Ohio-based Grange Insurance is developing a new driver training app which can turn any adult 21 years and older into an untrained and uncertified, but still allegedly capable, driving instructor. And the Ohio legislature is rolling out the red carpet for the app to become a legal replacement for time in a car with a real instructor. As it stands, students have to spend eight hours of in-car instruction, and the instructor providing those lessons has to have accumulated 60 hours of training on the process. If that already-dismal driver education system were to be replaced by an application on the don’t-be-alone-with-your-thoughts rectangle, I have some concerns.
According to reporting from Columbus, Ohio newsroom NBC 4i:
House Bill 425, sponsored by Representatives Roy Klopfenstein (R-Haviland) and Darrell Kick (R-Loudonville) and Senate Bill 218, sponsored by Senator Tim Schaffer (R-Lancaster) aim to do just that. The two identical bills would allow an eligible adult, 21 or over, to “act in lieu of a driver training instructor while using an authorized electronic device or application.”
Ohio’s driver education system hasn’t been updated in 25 years, and if you’ve ever driven through the state, that seems to check out. With driving standards seemingly falling extremely short in every state in the nation, Ohio’s drivers are similarly inattentive, and many blatantly and flagrantly flaunt the existing road laws they did commit to memory. Reducing the standards for driving education will only serve to increase the danger of our roadways. While it seems imperative that Ohio driving education receives a series of updates and moves to incorporate technology and better standards, this doesn’t seem to be the right way to go about it.
Rep. Klopfenstein claims that this move is merely an attempt to alleviate waiting lists for students trying to get driver education, as the state is lacking certified instructors.

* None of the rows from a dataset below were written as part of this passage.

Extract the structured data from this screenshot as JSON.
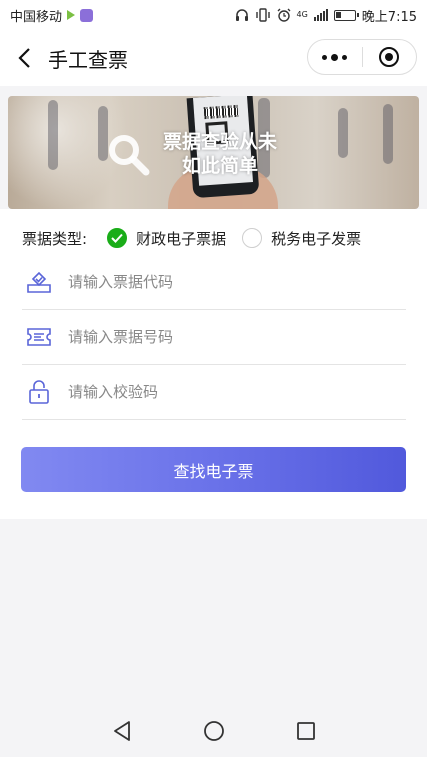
{
  "status_bar": {
    "carrier": "中国移动",
    "time": "晚上7:15",
    "network": "4G"
  },
  "nav": {
    "title": "手工查票"
  },
  "banner": {
    "text_line1": "票据查验从未",
    "text_line2": "如此简单"
  },
  "form": {
    "type_label": "票据类型:",
    "options": [
      {
        "label": "财政电子票据",
        "checked": true
      },
      {
        "label": "税务电子发票",
        "checked": false
      }
    ],
    "fields": [
      {
        "placeholder": "请输入票据代码",
        "icon": "ticket-stamp-icon"
      },
      {
        "placeholder": "请输入票据号码",
        "icon": "ticket-number-icon"
      },
      {
        "placeholder": "请输入校验码",
        "icon": "lock-icon"
      }
    ],
    "submit_label": "查找电子票"
  },
  "colors": {
    "accent": "#6a72e9",
    "checked": "#1aad19",
    "icon": "#5a65d8"
  }
}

“There’s a back log in the ability for new drivers to get their driver’s education,” he said. “To say this is to replace deriving education schools? No. It’s to enhance it, make it better.”
“Concern,” Manger of Driver Education and Operations for AAA Mike Belcuore said. “That was my first reaction.
Show me data, show me data that students are going to be safe,” he continued. “You’re asking for a parent, who is already probably nervous having their kid drive a car, to use an app to help them drive the car. Their focus isn’t going to be totally on the road.”
“I think there is a place for an app like this to develop and help and aide in training. But my big worry is—it doesn’t replace a certified instructor.”
Under the bills, the Ohio Department of Public Safety would create a rulebook to establish the kinds of requirements necessary to implement this new app-based instruction. The app itself would need to pass muster with ODPS in order to reach the wider market and act as a stand in for in-person teaching.
The House bill awaits its first committee hearings, while the state Senate has already fast-tracked this bill to committee.